Today at church we celebrated “One” Sunday: a big, happy unity rally intended to pull us together before a vote next week threatens to pull us apart. That’s right, next Sunday—September 19—we are voting on whether Christians from other denominations can become members of First Baptist Church without having to be re-baptized.
We’ve been talking about it for almost two years. We started with some “Holy Conversations” in October of 2008, where the congregation shared its views, both pro and con, and then the matter was referred to the deacons. After some initial study and prayer the deacons formed a sub-committee that studied the issue for more than a year. They brought their report back to the deacons who eventually agreed (in an 80 to 20 vote) to recommend to the church that we change our membership policy. Next Sunday we’ll find out what the church thinks.

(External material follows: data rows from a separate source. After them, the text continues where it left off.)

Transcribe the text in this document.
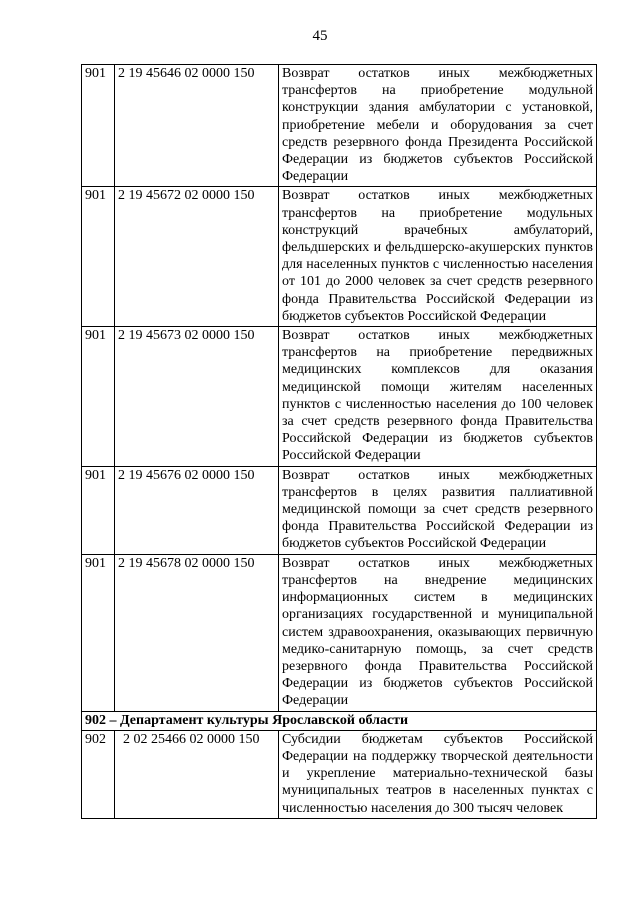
45
901	2 19 45646 02 0000 150	Возврат остатков иных межбюджетных трансфертов на приобретение модульной конструкции здания амбулатории с установкой, приобретение мебели и оборудования за счет средств резервного фонда Президента Российской Федерации из бюджетов субъектов Российской Федерации
901	2 19 45672 02 0000 150	Возврат остатков иных межбюджетных трансфертов на приобретение модульных конструкций врачебных амбулаторий, фельдшерских и фельдшерско-акушерских пунктов для населенных пунктов с численностью населения от 101 до 2000 человек за счет средств резервного фонда Правительства Российской Федерации из бюджетов субъектов Российской Федерации
901	2 19 45673 02 0000 150	Возврат остатков иных межбюджетных трансфертов на приобретение передвижных медицинских комплексов для оказания медицинской помощи жителям населенных пунктов с численностью населения до 100 человек за счет средств резервного фонда Правительства Российской Федерации из бюджетов субъектов Российской Федерации
901	2 19 45676 02 0000 150	Возврат остатков иных межбюджетных трансфертов в целях развития паллиативной медицинской помощи за счет средств резервного фонда Правительства Российской Федерации из бюджетов субъектов Российской Федерации
901	2 19 45678 02 0000 150	Возврат остатков иных межбюджетных трансфертов на внедрение медицинских информационных систем в медицинских организациях государственной и муниципальной систем здравоохранения, оказывающих первичную медико-санитарную помощь, за счет средств резервного фонда Правительства Российской Федерации из бюджетов субъектов Российской Федерации
902 – Департамент культуры Ярославской области		
902	2 02 25466 02 0000 150	Субсидии бюджетам субъектов Российской Федерации на поддержку творческой деятельности и укрепление материально-технической базы муниципальных театров в населенных пунктах с численностью населения до 300 тысяч человек
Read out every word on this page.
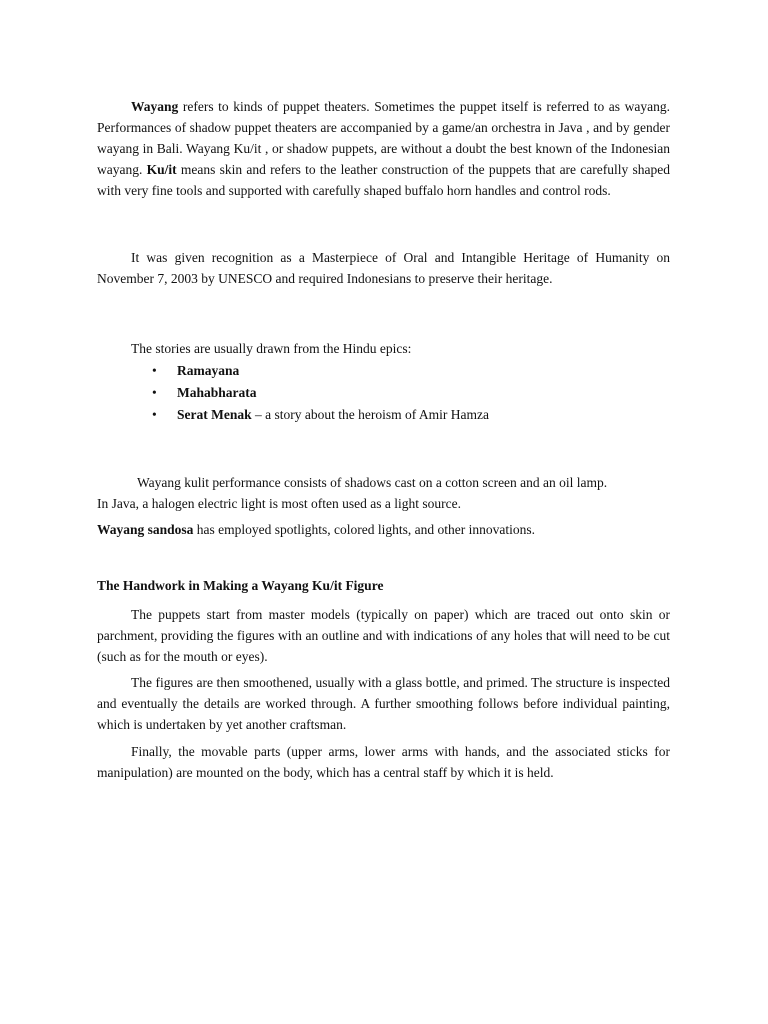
Wayang refers to kinds of puppet theaters. Sometimes the puppet itself is referred to as wayang. Performances of shadow puppet theaters are accompanied by a game/an orchestra in Java , and by gender wayang in Bali. Wayang Ku/it , or shadow puppets, are without a doubt the best known of the Indonesian wayang. Ku/it means skin and refers to the leather construction of the puppets that are carefully shaped with very fine tools and supported with carefully shaped buffalo horn handles and control rods.

It was given recognition as a Masterpiece of Oral and Intangible Heritage of Humanity on November 7, 2003 by UNESCO and required Indonesians to preserve their heritage.

The stories are usually drawn from the Hindu epics:

• Ramayana
• Mahabharata
• Serat Menak – a story about the heroism of Amir Hamza
Wayang kulit performance consists of shadows cast on a cotton screen and an oil lamp.
In Java, a halogen electric light is most often used as a light source.

Wayang sandosa has employed spotlights, colored lights, and other innovations.

The Handwork in Making a Wayang Ku/it Figure

The puppets start from master models (typically on paper) which are traced out onto skin or parchment, providing the figures with an outline and with indications of any holes that will need to be cut (such as for the mouth or eyes).

The figures are then smoothened, usually with a glass bottle, and primed. The structure is inspected and eventually the details are worked through. A further smoothing follows before individual painting, which is undertaken by yet another craftsman.

Finally, the movable parts (upper arms, lower arms with hands, and the associated sticks for manipulation) are mounted on the body, which has a central staff by which it is held.
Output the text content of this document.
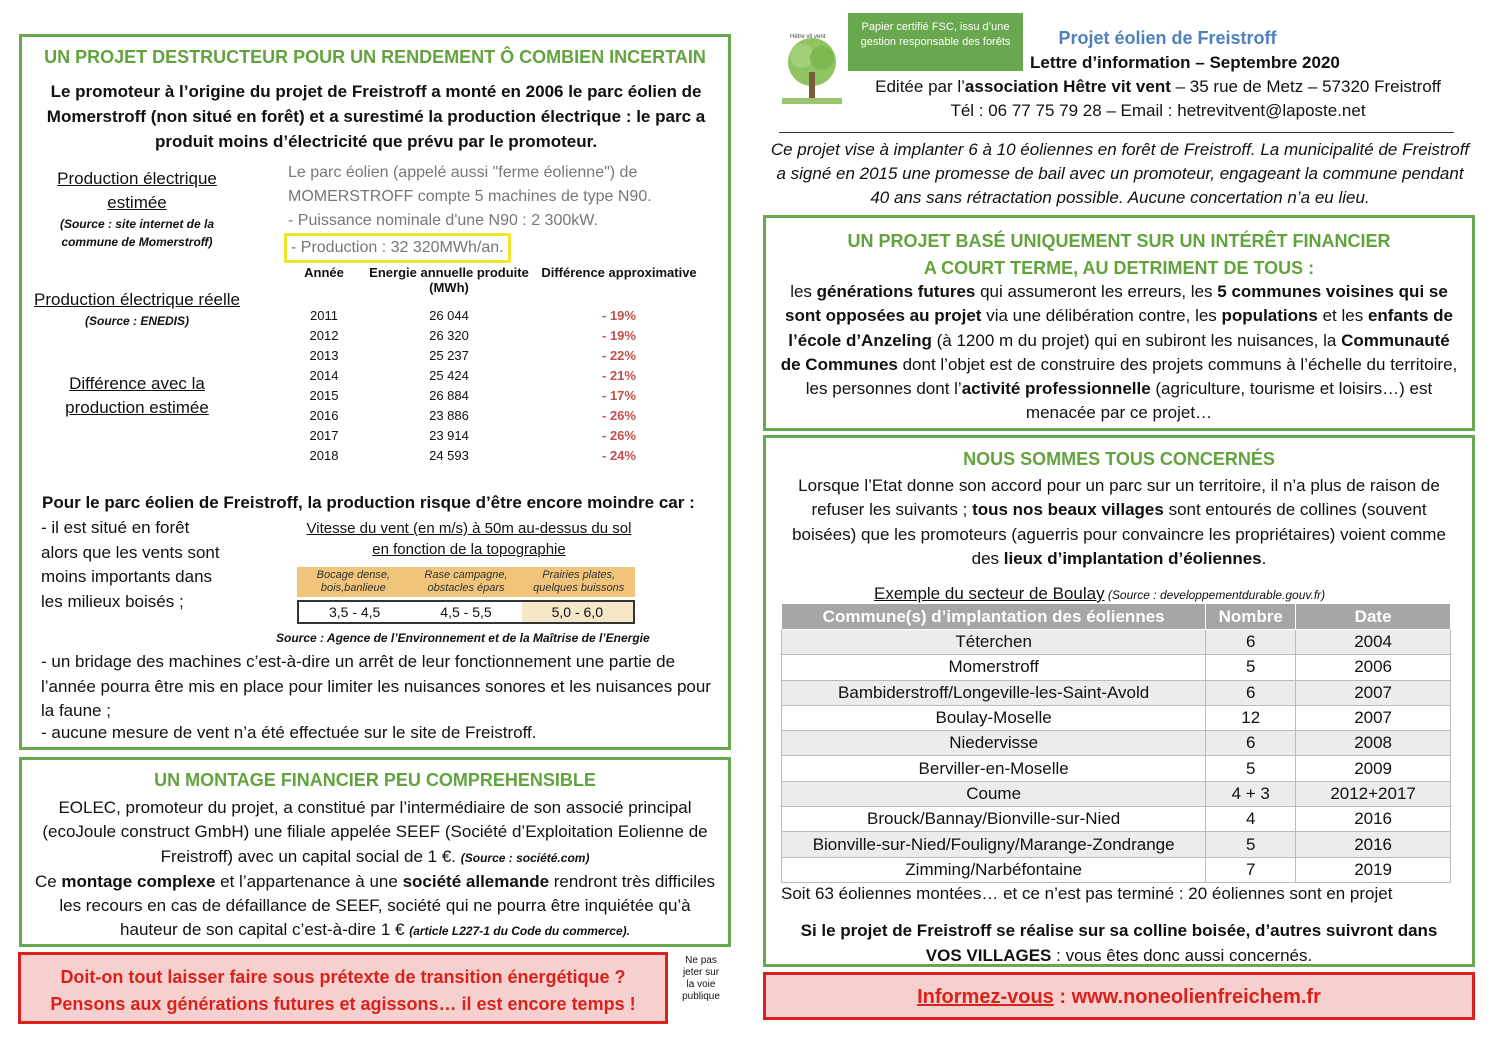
UN PROJET DESTRUCTEUR POUR UN RENDEMENT Ô COMBIEN INCERTAIN
Le promoteur à l’origine du projet de Freistroff a monté en 2006 le parc éolien de Momerstroff (non situé en forêt) et a surestimé la production électrique : le parc a produit moins d’électricité que prévu par le promoteur.
Production électrique estimée
(Source : site internet de la commune de Momerstroff)
Production électrique réelle
(Source : ENEDIS)
Différence avec la production estimée
Le parc éolien (appelé aussi "ferme éolienne") de MOMERSTROFF compte 5 machines de type N90.
- Puissance nominale d'une N90 : 2 300kW.
- Production : 32 320MWh/an.
Année	Energie annuelle produite (MWh)	Différence approximative
2011	26 044	- 19%
2012	26 320	- 19%
2013	25 237	- 22%
2014	25 424	- 21%
2015	26 884	- 17%
2016	23 886	- 26%
2017	23 914	- 26%
2018	24 593	- 24%
Pour le parc éolien de Freistroff, la production risque d’être encore moindre car :
- il est situé en forêt alors que les vents sont moins importants dans les milieux boisés ;
Vitesse du vent (en m/s) à 50m au-dessus du sol
en fonction de la topographie
Bocage dense, bois,banlieue
Rase campagne, obstacles épars
Prairies plates, quelques buissons
3,5 - 4,5	4,5 - 5,5	5,0 - 6,0
Source : Agence de l’Environnement et de la Maîtrise de l’Energie
- un bridage des machines c’est-à-dire un arrêt de leur fonctionnement une partie de l’année pourra être mis en place pour limiter les nuisances sonores et les nuisances pour la faune ;
- aucune mesure de vent n’a été effectuée sur le site de Freistroff.
UN MONTAGE FINANCIER PEU COMPREHENSIBLE
EOLEC, promoteur du projet, a constitué par l’intermédiaire de son associé principal (ecoJoule construct GmbH) une filiale appelée SEEF (Société d’Exploitation Eolienne de Freistroff) avec un capital social de 1 €. (Source : société.com)
Ce montage complexe et l’appartenance à une société allemande rendront très difficiles les recours en cas de défaillance de SEEF, société qui ne pourra être inquiétée qu’à hauteur de son capital c’est-à-dire 1 € (article L227-1 du Code du commerce).
Doit-on tout laisser faire sous prétexte de transition énergétique ?
Pensons aux générations futures et agissons… il est encore temps !
Ne pas jeter sur la voie publique
Hêtre vit vent
Papier certifié FSC, issu d’une gestion responsable des forêts	Projet éolien de Freistroff
Lettre d’information – Septembre 2020
Editée par l’association Hêtre vit vent – 35 rue de Metz – 57320 Freistroff
Tél : 06 77 75 79 28 – Email : hetrevitvent@laposte.net
Ce projet vise à implanter 6 à 10 éoliennes en forêt de Freistroff. La municipalité de Freistroff a signé en 2015 une promesse de bail avec un promoteur, engageant la commune pendant 40 ans sans rétractation possible. Aucune concertation n’a eu lieu.
UN PROJET BASÉ UNIQUEMENT SUR UN INTÉRÊT FINANCIER
A COURT TERME, AU DETRIMENT DE TOUS :
les générations futures qui assumeront les erreurs, les 5 communes voisines qui se sont opposées au projet via une délibération contre, les populations et les enfants de l’école d’Anzeling (à 1200 m du projet) qui en subiront les nuisances, la Communauté de Communes dont l’objet est de construire des projets communs à l’échelle du territoire, les personnes dont l’activité professionnelle (agriculture, tourisme et loisirs…) est menacée par ce projet…
NOUS SOMMES TOUS CONCERNÉS
Lorsque l’Etat donne son accord pour un parc sur un territoire, il n’a plus de raison de refuser les suivants ; tous nos beaux villages sont entourés de collines (souvent boisées) que les promoteurs (aguerris pour convaincre les propriétaires) voient comme des lieux d’implantation d’éoliennes.
Exemple du secteur de Boulay (Source : developpementdurable.gouv.fr)
Commune(s) d’implantation des éoliennes	Nombre	Date
Téterchen	6	2004
Momerstroff	5	2006
Bambiderstroff/Longeville-les-Saint-Avold	6	2007
Boulay-Moselle	12	2007
Niedervisse	6	2008
Berviller-en-Moselle	5	2009
Coume	4 + 3	2012+2017
Brouck/Bannay/Bionville-sur-Nied	4	2016
Bionville-sur-Nied/Fouligny/Marange-Zondrange	5	2016
Zimming/Narbéfontaine	7	2019
Soit 63 éoliennes montées… et ce n’est pas terminé : 20 éoliennes sont en projet
Si le projet de Freistroff se réalise sur sa colline boisée, d’autres suivront dans
VOS VILLAGES : vous êtes donc aussi concernés.
Informez-vous : www.noneolienfreichem.fr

I’ve been told by some who are against it and by others who are for it that this issue has the potential to “split the church.” I hope not. I don’t want that to happen any more than they do. But I was encouraged by an episode from the church’s history that I stumbled across only this afternoon. I was reading The World in His Heart: the Life and Legacy of Theodore F. Adams (one of the church’s legendary pastors), and found a description of the church’s 150th anniversary. Dr. R. H. Pitt, in an address delivered on that occasion, took note of some of the characteristics that had marked the church in its history. After observing that there had been “no taint of radicalism from its pulpit,” but rather “a fine spirit of high adventure,” Dr. Pitt observed that the congregation had evidenced a substantial unity and had settled “vexing, disturbing, and divisive issues of doctrine and practice” without permanent rifts in its fellowship.
I’m hoping that we can live up to that reputation next Sunday, and that the day will be remembered not only for the decision we make, but for the spirit in which we make it.